Business others Facebook now allows ownership of images and issue takedown requests
Others
CIO Bulletin
2020-09-22
Facebook is looking to give more control to the people over the images they own. According to an update to its right management platform, Facebook and Instagram both are working with some partners to give them the power to claim ownership over images and later moderate them if they show again on Facebook or Instagram. The feature is expected to roll out to the general public soon after the beta testing.
“We want to make sure that we understand the use case very, very well from that set of trusted partners before we expand it out because, as you can imagine, a tool like this is a pretty sensitive one and a pretty powerful one, and we want to make sure that we have guardrails in place to ensure that people are able to use it safely and properly,” says Dave Axelgard, product manager of the creator and publisher experience at Facebook, in an interview.

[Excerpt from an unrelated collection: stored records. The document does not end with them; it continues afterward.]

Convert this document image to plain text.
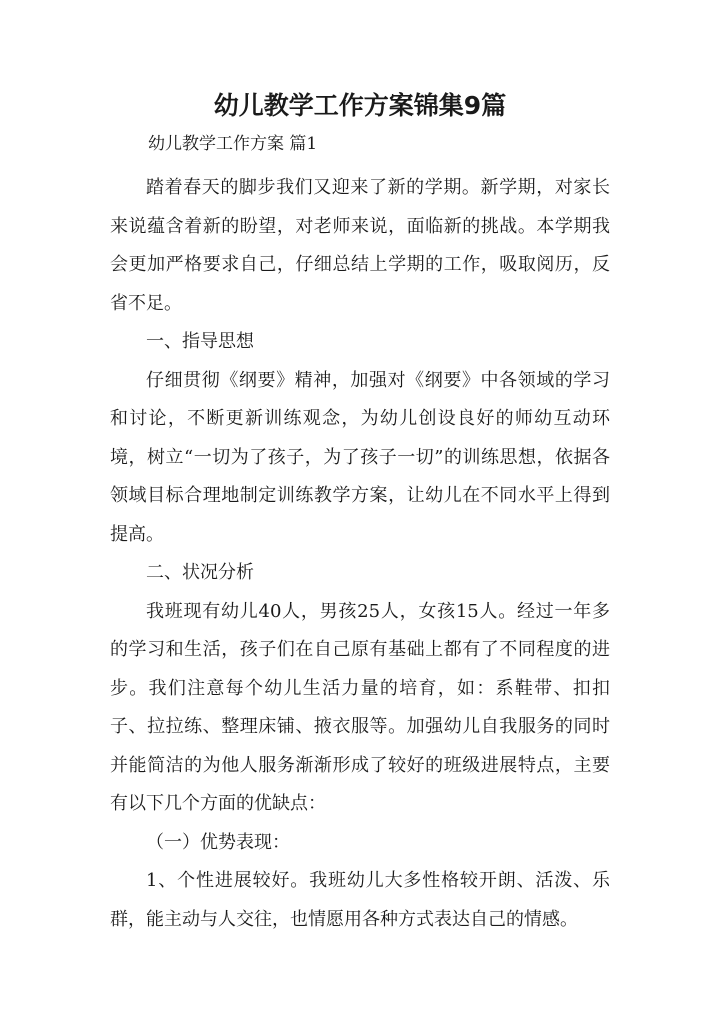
幼儿教学工作方案锦集9篇

幼儿教学工作方案 篇1

踏着春天的脚步我们又迎来了新的学期。新学期，对家长来说蕴含着新的盼望，对老师来说，面临新的挑战。本学期我会更加严格要求自己，仔细总结上学期的工作，吸取阅历，反省不足。

一、指导思想

仔细贯彻《纲要》精神，加强对《纲要》中各领域的学习和讨论，不断更新训练观念，为幼儿创设良好的师幼互动环境，树立“一切为了孩子，为了孩子一切”的训练思想，依据各领域目标合理地制定训练教学方案，让幼儿在不同水平上得到提高。

二、状况分析

我班现有幼儿40人，男孩25人，女孩15人。经过一年多的学习和生活，孩子们在自己原有基础上都有了不同程度的进步。我们注意每个幼儿生活力量的培育，如：系鞋带、扣扣子、拉拉练、整理床铺、掖衣服等。加强幼儿自我服务的同时并能简洁的为他人服务渐渐形成了较好的班级进展特点，主要有以下几个方面的优缺点：

（一）优势表现：

1、个性进展较好。我班幼儿大多性格较开朗、活泼、乐群，能主动与人交往，也情愿用各种方式表达自己的情感。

For claiming copyright, the image rights holder has to upload a CSV file to Facebook’s Rights Manager that contains all the image’s metadata. They can also specify the part where the copyright applies. The manager verifies the metadata and image and resolves the claim. If not they can counterclaim and appeal the decision over Facebook’s IP reporting forums.
This will help photographers whose hard work is often used by the clients sometimes without giving them due credit. Also, it will be interesting to see how meme pages react to it, as most of the meme pages use almost similar images with many edits applied over it.